Starting in 2008, USQCD has explored high performance Dirac solvers in CUDA on NVIDIA GPUs [73]. This effort was initially supported by NSF funding, but has rapidly expanded into a major SciDAC project with the development of the QUDA (QCD in CUDA) library [74, 75, 76], and the rapid deployment of GPU accelerated clusters at Jefferson Laboratory and Fermilab. Our ability to respond rapidly to this new architecture demonstrates the advantage of our clear factorization of Level 3 solvers in the QCD API. At present the QUDA library has expanded to include all Dirac solvers used in QCD (Wilson-Clover, HISQ/asqtad, domain wall and twisted mass). The result has been a dramatic improvement in price/performance for a range of analysis work that is dominated by Dirac solvers. The most recent advance has been the extension of code from single to multiple GPUs. The multiple-GPU codes enables us to analyze the full set of lattices sizes generated by USQCD members with excellent weak scaling. In a paper presented to Super Computing 2011 we demonstrated that we have achieved good strong scaling on up to 256 GPUs for the HISQ/asqtad and Wilson-Clover solvers running on the Edge cluster at LLNL
Dsg, the latest cluster built at FNAL, (upper left) consists of 76 nodes, each with 2.53 GHz dual CPU eight core Intel Xeon ("Westmere") conventional processors, two NVidia M2050 GPU processors, and a QDR fabric. It has a throughput of over 8 TF, depending on the task.

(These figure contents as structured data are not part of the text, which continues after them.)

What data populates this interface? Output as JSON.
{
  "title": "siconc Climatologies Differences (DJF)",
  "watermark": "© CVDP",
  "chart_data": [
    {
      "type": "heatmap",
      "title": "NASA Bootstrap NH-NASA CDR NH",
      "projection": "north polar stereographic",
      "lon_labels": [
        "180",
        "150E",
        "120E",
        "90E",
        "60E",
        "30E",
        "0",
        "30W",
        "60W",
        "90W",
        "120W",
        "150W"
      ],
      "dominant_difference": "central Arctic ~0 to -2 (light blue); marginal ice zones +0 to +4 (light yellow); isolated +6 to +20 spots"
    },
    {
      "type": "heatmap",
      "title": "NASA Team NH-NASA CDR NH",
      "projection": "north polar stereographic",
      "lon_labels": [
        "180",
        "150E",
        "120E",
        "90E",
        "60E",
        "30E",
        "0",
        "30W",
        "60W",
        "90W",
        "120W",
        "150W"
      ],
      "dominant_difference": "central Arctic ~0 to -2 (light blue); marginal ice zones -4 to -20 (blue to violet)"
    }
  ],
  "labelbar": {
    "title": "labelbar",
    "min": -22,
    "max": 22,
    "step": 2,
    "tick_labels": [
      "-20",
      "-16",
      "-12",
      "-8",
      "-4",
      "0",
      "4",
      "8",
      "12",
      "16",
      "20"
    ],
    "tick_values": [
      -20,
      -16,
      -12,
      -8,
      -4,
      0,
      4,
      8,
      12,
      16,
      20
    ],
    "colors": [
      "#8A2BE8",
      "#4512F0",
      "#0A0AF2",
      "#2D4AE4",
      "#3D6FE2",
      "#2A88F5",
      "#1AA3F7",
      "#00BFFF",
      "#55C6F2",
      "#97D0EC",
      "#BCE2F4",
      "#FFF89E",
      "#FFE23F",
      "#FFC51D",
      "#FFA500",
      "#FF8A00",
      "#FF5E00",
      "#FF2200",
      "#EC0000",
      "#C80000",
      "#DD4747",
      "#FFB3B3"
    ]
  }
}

The latest GPU-accelerated cluster at JLab is 10g (lower left). This cluster consists of 32 host systems, each containing 4 NVIDIA Tesla C2050 GPUs with 3 GBytes of memory per GPU, and 20 host systems, each containing 4 GTX-480 GPUs with 1.5 GBytes of memory per GPU, for a total of 128 Tesla and 80 GTX-480 GPUs. The 10g host systems are dual socket, quad core 2.53 GHz Intel Westmere computers with 48 GBytes of host memory. The hosts are interconnected with either single-data-rate (GTX-480 GPUs) or quad-data-rate (Tesla C2050 GPUs) Infiniband.
Members of USQCD employed directly by the NVIDIA Corporation are working in collaboration with academic members of USQCD to optimize code for Titan, the GPU-based supercomputer at the Oak Ridge Leadership Computing Facility.